While editor of the Los Angeles Times Coffey issed a PC-empassioned directive to the newsroom that henceforth some 150 words were not to be used. Even the hypersensives in our society might have found the list far reaching. Don't take my word for it. Stanley Meisler, the cheerleading biogragrapher of Kofi Annan wrote:
A few years ago, the Los Angeles Times released a long list of diversity guidelines admonishing reporters not to use expressions that various peoples might find offensive. The condemned expressions included Dutch treat, welsh on a bet, and paddy wagon. News of the rules spread quickly throughout the country, and Times editor Shelby Coffey III, who released the guidelines to his staff with some fanfare, soon became a laughing stock of American journalism.Meisler wasn't the only one who thought so. Unfortunately the best skewering of Coffeey's diversity directory was by Christopher Hitchens and isn't online. But it was puncturing as only Hitchens can be.
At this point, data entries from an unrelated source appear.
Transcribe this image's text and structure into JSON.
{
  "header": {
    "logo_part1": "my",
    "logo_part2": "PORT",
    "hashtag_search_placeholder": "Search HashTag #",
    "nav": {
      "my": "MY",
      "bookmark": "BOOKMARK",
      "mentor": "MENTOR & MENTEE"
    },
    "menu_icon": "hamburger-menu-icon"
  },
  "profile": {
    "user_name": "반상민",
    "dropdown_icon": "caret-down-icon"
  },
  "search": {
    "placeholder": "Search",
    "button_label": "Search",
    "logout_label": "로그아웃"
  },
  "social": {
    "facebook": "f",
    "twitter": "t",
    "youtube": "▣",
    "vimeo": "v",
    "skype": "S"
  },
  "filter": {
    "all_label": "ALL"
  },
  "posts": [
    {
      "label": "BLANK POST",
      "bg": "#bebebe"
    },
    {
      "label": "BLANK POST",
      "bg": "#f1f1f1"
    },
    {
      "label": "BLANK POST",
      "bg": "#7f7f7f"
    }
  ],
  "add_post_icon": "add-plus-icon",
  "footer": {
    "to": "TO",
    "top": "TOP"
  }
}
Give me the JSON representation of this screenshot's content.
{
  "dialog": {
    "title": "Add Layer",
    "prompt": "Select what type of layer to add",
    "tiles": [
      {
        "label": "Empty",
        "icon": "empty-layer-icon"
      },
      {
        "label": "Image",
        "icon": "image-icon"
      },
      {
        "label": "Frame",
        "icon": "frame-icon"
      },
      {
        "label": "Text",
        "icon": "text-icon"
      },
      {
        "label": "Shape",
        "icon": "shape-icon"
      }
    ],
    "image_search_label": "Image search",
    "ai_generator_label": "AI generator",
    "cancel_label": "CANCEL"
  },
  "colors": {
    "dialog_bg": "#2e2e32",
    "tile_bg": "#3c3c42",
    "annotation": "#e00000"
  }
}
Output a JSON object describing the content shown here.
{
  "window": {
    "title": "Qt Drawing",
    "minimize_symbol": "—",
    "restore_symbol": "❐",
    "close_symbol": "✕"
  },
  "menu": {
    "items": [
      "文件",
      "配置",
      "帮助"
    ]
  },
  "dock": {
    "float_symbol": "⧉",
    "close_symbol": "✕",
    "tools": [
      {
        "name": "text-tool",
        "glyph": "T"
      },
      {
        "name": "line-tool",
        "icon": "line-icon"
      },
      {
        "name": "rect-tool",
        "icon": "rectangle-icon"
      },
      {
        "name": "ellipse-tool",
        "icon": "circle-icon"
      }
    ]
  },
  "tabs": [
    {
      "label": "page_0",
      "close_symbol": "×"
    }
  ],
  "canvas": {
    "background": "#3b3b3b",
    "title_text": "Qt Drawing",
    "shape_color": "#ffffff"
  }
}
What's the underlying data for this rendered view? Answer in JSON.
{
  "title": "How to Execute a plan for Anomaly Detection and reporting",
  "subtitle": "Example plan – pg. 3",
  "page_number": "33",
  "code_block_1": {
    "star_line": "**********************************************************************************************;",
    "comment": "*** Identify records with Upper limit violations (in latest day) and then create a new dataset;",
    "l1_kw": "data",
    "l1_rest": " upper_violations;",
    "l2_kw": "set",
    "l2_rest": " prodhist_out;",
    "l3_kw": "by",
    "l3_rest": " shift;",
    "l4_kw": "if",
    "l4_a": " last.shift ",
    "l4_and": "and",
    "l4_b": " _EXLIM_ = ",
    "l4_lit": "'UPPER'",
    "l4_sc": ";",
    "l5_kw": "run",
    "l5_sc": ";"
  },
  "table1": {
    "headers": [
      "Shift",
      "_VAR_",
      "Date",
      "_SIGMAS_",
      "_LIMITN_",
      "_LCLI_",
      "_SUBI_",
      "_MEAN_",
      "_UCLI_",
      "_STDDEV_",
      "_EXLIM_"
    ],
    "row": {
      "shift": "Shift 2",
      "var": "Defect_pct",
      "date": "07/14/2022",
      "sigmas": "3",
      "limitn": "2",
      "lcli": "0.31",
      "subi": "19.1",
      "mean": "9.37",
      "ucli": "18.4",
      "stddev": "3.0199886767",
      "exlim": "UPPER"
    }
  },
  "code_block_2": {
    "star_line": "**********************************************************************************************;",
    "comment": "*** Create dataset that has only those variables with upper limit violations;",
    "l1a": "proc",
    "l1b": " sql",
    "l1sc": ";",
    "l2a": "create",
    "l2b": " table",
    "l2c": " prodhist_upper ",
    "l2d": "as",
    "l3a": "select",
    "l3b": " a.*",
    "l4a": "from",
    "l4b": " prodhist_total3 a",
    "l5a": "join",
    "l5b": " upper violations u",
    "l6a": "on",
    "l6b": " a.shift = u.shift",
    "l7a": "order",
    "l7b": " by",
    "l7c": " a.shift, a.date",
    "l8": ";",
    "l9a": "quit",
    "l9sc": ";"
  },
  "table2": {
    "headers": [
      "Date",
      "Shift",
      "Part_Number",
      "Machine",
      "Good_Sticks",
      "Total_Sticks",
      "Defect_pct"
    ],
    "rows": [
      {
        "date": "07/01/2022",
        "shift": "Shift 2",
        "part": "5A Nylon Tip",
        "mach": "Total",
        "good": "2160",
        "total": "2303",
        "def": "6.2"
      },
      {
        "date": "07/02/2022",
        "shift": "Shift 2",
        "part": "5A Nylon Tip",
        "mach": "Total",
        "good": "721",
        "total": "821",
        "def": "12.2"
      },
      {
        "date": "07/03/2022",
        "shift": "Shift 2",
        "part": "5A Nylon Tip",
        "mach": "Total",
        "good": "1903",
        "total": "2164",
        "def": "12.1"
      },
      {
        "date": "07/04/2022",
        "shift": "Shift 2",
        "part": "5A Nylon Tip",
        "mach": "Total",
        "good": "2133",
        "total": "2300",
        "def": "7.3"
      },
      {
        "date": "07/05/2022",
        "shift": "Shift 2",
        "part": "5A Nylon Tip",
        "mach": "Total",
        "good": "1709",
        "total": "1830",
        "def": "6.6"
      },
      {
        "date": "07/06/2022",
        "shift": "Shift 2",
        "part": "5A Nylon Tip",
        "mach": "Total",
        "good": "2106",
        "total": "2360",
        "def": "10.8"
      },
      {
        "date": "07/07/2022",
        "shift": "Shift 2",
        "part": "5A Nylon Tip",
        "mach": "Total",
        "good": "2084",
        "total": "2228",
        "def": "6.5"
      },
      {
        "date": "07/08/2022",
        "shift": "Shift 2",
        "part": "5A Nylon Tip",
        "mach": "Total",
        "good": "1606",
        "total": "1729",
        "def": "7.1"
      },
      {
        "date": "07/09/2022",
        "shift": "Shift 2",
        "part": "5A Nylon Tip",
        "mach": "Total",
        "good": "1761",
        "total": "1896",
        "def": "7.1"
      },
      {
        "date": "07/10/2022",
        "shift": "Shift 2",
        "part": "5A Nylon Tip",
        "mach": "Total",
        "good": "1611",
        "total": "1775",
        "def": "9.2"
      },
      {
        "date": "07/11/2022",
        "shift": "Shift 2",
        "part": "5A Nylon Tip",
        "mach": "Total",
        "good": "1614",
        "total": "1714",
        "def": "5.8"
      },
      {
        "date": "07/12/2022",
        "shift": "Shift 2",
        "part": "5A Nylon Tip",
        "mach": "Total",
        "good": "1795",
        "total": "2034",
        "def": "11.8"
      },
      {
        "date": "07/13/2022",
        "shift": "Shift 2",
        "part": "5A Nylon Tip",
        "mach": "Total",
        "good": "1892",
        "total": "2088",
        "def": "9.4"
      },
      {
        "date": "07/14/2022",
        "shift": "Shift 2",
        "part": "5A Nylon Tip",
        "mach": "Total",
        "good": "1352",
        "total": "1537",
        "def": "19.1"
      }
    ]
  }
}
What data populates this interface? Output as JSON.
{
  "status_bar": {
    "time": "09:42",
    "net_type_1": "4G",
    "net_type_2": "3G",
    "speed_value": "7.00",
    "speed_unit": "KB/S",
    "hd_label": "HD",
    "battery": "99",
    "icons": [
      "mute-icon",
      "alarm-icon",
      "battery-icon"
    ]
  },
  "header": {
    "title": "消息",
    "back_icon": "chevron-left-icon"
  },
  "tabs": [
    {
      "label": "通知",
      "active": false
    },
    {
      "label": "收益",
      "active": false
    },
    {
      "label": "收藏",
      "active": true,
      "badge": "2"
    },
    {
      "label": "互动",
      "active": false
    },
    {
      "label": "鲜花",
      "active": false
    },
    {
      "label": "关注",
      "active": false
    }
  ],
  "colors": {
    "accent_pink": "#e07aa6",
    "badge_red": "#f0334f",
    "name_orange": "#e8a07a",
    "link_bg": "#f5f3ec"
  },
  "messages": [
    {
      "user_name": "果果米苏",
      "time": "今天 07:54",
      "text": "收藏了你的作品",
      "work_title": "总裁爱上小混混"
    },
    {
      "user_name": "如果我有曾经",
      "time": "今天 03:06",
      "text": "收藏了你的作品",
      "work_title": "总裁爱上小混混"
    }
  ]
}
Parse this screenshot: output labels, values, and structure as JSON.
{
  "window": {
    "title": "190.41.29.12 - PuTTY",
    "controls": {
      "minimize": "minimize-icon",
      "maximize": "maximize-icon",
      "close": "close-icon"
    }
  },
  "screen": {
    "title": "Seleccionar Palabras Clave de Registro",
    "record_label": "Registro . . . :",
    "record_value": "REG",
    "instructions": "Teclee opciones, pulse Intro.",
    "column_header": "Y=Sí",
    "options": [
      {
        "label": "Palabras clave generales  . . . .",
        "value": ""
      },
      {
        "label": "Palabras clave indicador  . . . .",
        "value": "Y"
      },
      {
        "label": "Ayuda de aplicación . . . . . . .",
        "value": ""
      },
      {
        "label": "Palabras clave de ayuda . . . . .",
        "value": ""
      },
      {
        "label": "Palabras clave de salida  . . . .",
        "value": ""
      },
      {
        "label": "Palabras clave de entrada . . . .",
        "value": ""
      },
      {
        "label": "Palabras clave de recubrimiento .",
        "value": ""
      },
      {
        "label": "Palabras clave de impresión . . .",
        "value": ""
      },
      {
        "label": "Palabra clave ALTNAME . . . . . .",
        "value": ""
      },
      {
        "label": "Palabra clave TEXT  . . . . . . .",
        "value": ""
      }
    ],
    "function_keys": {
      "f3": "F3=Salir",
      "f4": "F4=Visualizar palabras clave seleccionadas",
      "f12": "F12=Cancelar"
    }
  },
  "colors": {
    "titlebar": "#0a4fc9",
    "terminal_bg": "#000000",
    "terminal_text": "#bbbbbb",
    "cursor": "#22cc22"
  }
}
Not, of course, that that fiasco dimmed Coffey's career. But you would think integrity would demand a reality check. Apparently not, as Coffey took up writing about leadership. His prime prime examples of brilliance being Arthur Sulzberger, Ted Turner, and NBC News president Neal Shapiro. Last I looked, the New York Times sold less papers in their home town than the New York Post, Ted Turner had to be bailed out by Time-Warner, and NBC is nearly bankrupt.
Coffey is now a senior fellow of the Freedom Forum, "a nonprofit, nonpartisan foundation dedicated to free press, free speech, and free spirit for all people." Too bad they aren't committed to honesty.